AK is the founder of Macro Ops and the host of Fallible.

He started out in corporate economics for a Fortune 50 company before moving to a long/short equity investment firm.

With Macro Ops focused primarily on institutional clients, AK moved to servicing new investors just starting their journey. He takes the professional research and education produced at Macro Ops and breaks it down for beginners. The goal is to help clients find the best solution for their investing needs through effective education.

Tyler Kling

Volatility & Options Trader

Former trade desk manager at $100+ million family office where he oversaw multiple traders and helped develop cutting edge quantitative strategies in the derivatives market.

He worked as a consultant to the family office’s in-house fund of funds in the areas of portfolio manager evaluation and capital allocation.
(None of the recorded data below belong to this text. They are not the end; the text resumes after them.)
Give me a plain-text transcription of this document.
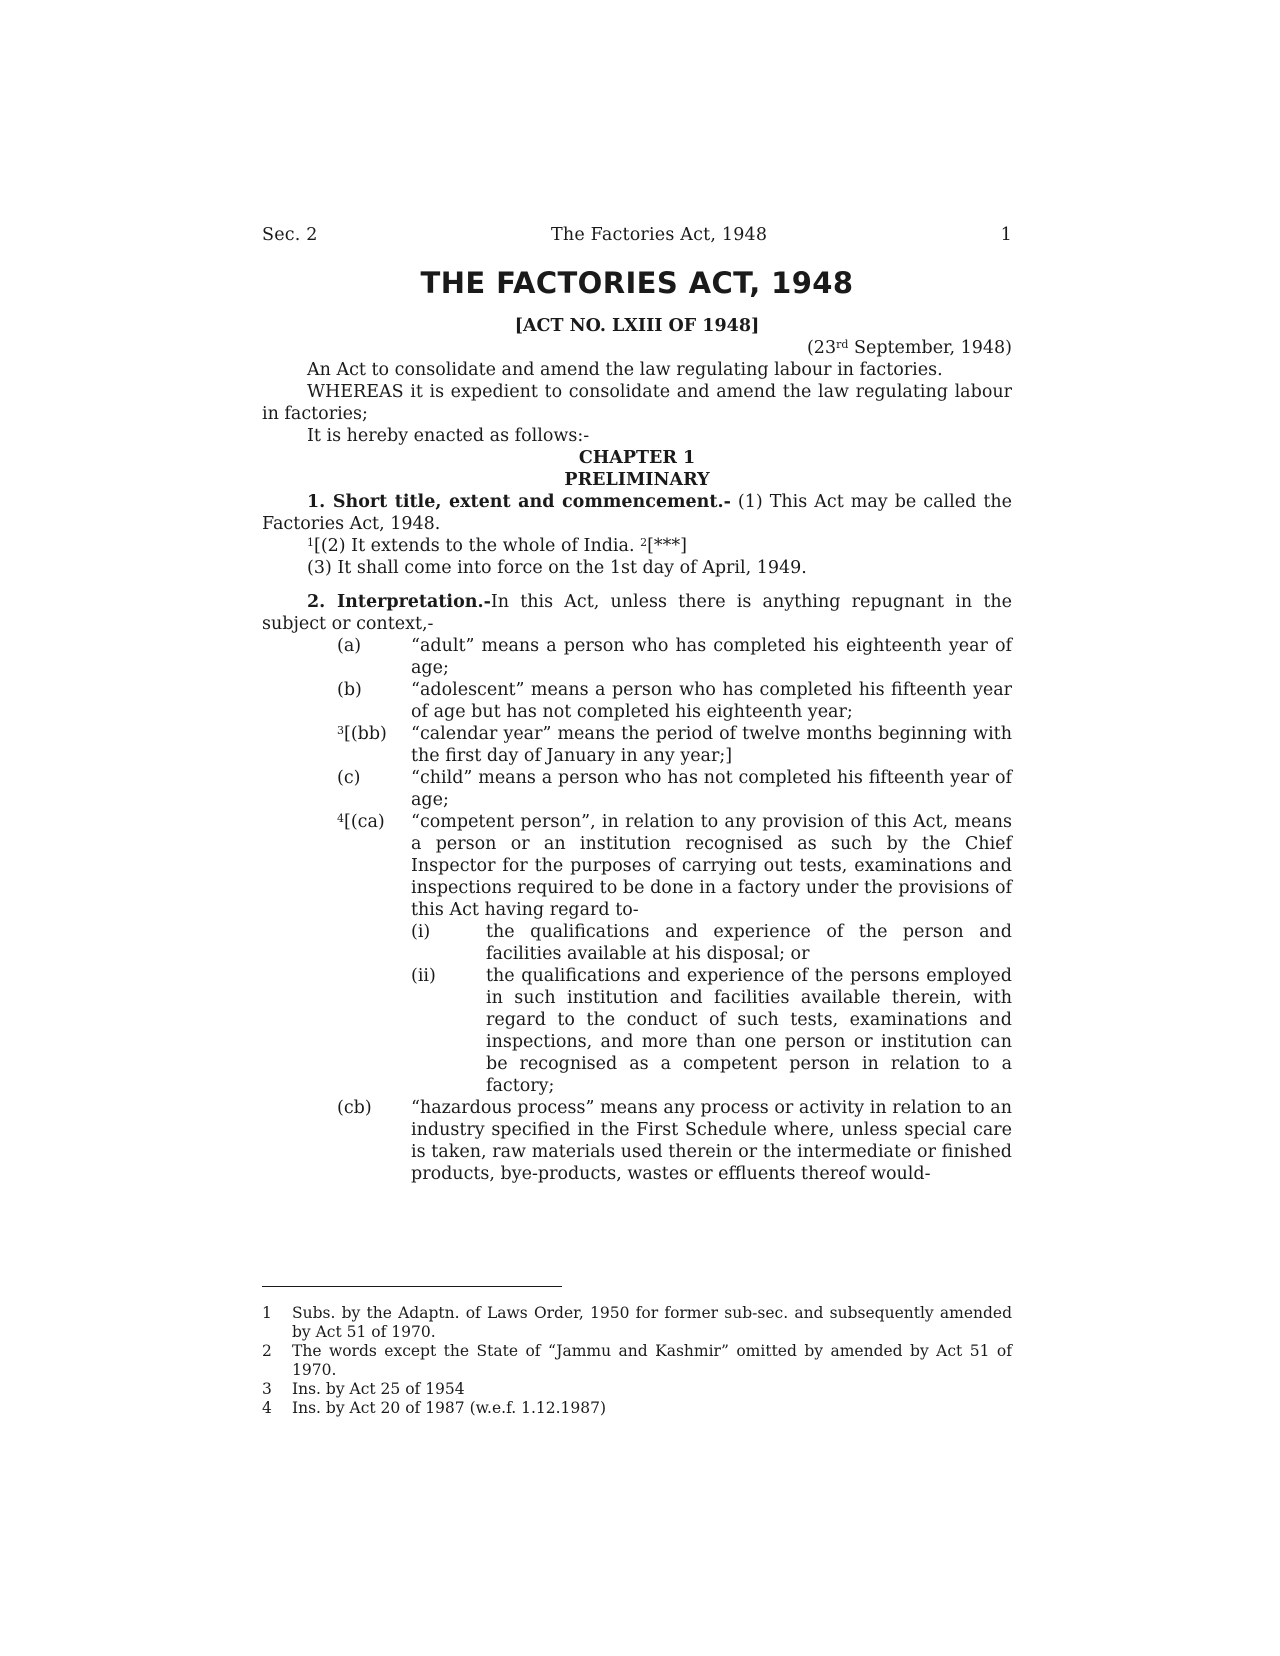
Sec. 2	The Factories Act, 1948	1
THE FACTORIES ACT, 1948
[ACT NO. LXIII OF 1948]
(23rd September, 1948)

An Act to consolidate and amend the law regulating labour in factories.

WHEREAS it is expedient to consolidate and amend the law regulating labour in factories;

It is hereby enacted as follows:-

CHAPTER 1
PRELIMINARY

1. Short title, extent and commencement.- (1) This Act may be called the Factories Act, 1948.

$^1$[(2) It extends to the whole of India. $^2$[***]

(3) It shall come into force on the 1st day of April, 1949.

2. Interpretation.-In this Act, unless there is anything repugnant in the subject or context,-

(a)	“adult” means a person who has completed his eighteenth year of age;
(b)	“adolescent” means a person who has completed his fifteenth year of age but has not completed his eighteenth year;
$^3$[(bb)	“calendar year” means the period of twelve months beginning with the first day of January in any year;]
(c)	“child” means a person who has not completed his fifteenth year of age;
$^4$[(ca)	“competent person”, in relation to any provision of this Act, means a person or an institution recognised as such by the Chief Inspector for the purposes of carrying out tests, examinations and inspections required to be done in a factory under the provisions of this Act having regard to-
(i)	the qualifications and experience of the person and facilities available at his disposal; or
(ii)	the qualifications and experience of the persons employed in such institution and facilities available therein, with regard to the conduct of such tests, examinations and inspections, and more than one person or institution can be recognised as a competent person in relation to a factory;
(cb)	“hazardous process” means any process or activity in relation to an industry specified in the First Schedule where, unless special care is taken, raw materials used therein or the intermediate or finished products, bye-products, wastes or effluents thereof would-
1	Subs. by the Adaptn. of Laws Order, 1950 for former sub-sec. and subsequently amended by Act 51 of 1970.
2	The words except the State of “Jammu and Kashmir” omitted by amended by Act 51 of 1970.
3	Ins. by Act 25 of 1954
4	Ins. by Act 20 of 1987 (w.e.f. 1.12.1987)
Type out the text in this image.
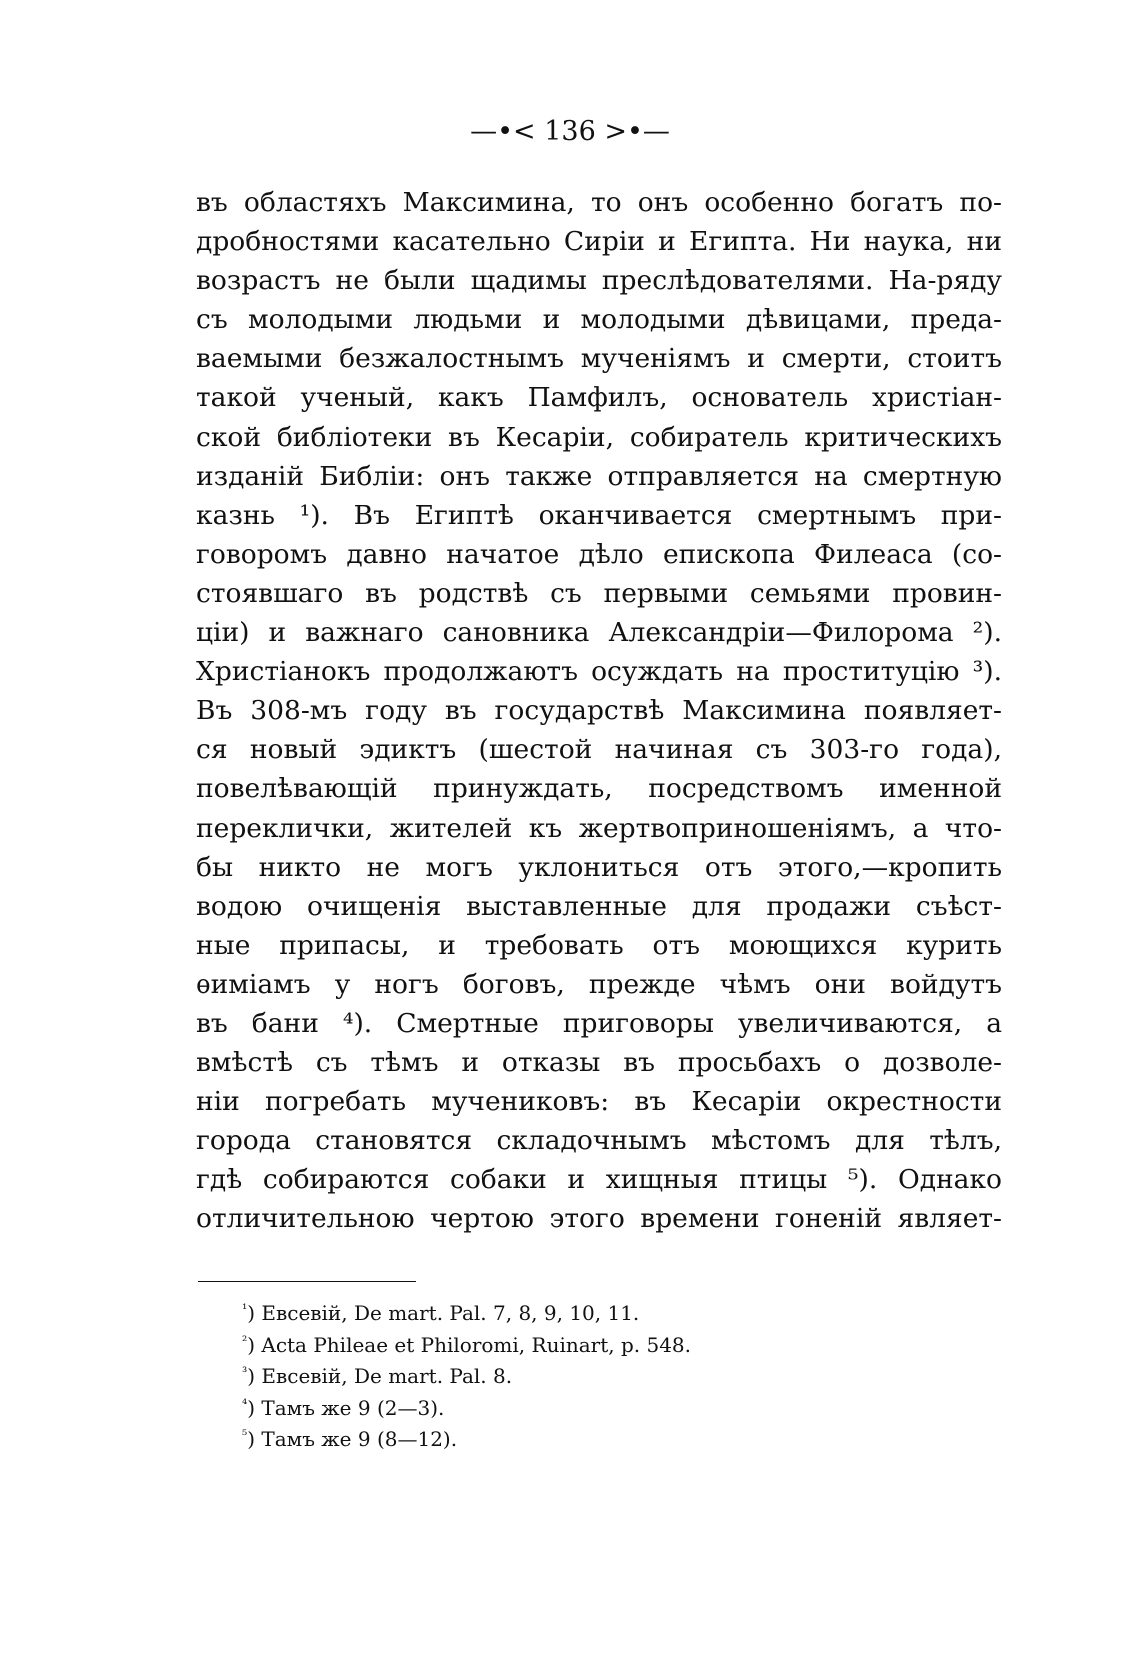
—•< 136 >•—
въ областяхъ Максимина, то онъ особенно богатъ по-
дробностями касательно Сиріи и Египта. Ни наука, ни
возрастъ не были щадимы преслѣдователями. На-ряду
съ молодыми людьми и молодыми дѣвицами, преда-
ваемыми безжалостнымъ мученіямъ и смерти, стоитъ
такой ученый, какъ Памфилъ, основатель христіан-
ской библіотеки въ Кесаріи, собиратель критическихъ
изданій Библіи: онъ также отправляется на смертную
казнь ¹). Въ Египтѣ оканчивается смертнымъ при-
говоромъ давно начатое дѣло епископа Филеаса (со-
стоявшаго въ родствѣ съ первыми семьями провин-
ціи) и важнаго сановника Александріи—Филорома ²).
Христіанокъ продолжаютъ осуждать на проституцію ³).
Въ 308-мъ году въ государствѣ Максимина появляет-
ся новый эдиктъ (шестой начиная съ 303-го года),
повелѣвающій принуждать, посредствомъ именной
переклички, жителей къ жертвоприношеніямъ, а что-
бы никто не могъ уклониться отъ этого,—кропить
водою очищенія выставленные для продажи съѣст-
ные припасы, и требовать отъ моющихся курить
ѳиміамъ у ногъ боговъ, прежде чѣмъ они войдутъ
въ бани ⁴). Смертные приговоры увеличиваются, а
вмѣстѣ съ тѣмъ и отказы въ просьбахъ о дозволе-
ніи погребать мучениковъ: въ Кесаріи окрестности
города становятся складочнымъ мѣстомъ для тѣлъ,
гдѣ собираются собаки и хищныя птицы ⁵). Однако
отличительною чертою этого времени гоненій являет-
$^{^1}$) Евсевій, De mart. Pal. 7, 8, 9, 10, 11.
$^{^2}$) Acta Phileae et Philoromi, Ruinart, p. 548.
$^{^3}$) Евсевій, De mart. Pal. 8.
$^{^4}$) Тамъ же 9 (2—3).
$^{^5}$) Тамъ же 9 (8—12).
Certified in Quantitative Finance from the Fitch Learning Center in London, England where he studied under famous quants such as Paul Wilmott.

Alex Barrow

Macro Trader

Founder and head macro trader at Macro Ops. Alex joined the US Marine Corps on his 18th birthday just one month after the 9/11 terrorist attacks. He subsequently spent a decade in the military. Serving in various capacities from scout sniper to interrogator and counterintelligence specialist. Following his military service, he worked as a contract intelligence professional for a number of US agencies (from the DIA to FBI) with a focus on counterintelligence and terrorist financing. He also spent time consulting for a tech company that specialized in building analytic software for finance and intelligence analysis.

After leaving the field of intelligence he went to work at a global macro hedge fund. He’s been professionally involved in markets since 2005, has consulted with a number of the leading names in the hedge fund space, and now manages his own family office while running Macro Ops. He’s published over 300 white papers on complex financial and macroeconomic topics, writes regularly about investment/market trends, and frequently speaks at conferences on trading and investing.

Macro Ops is a market research firm geared toward professional and experienced retail traders and investors. Macro Ops’ research has been featured in Forbes, Marketwatch, Business Insider, and Real Vision as well as a number of other leading publications.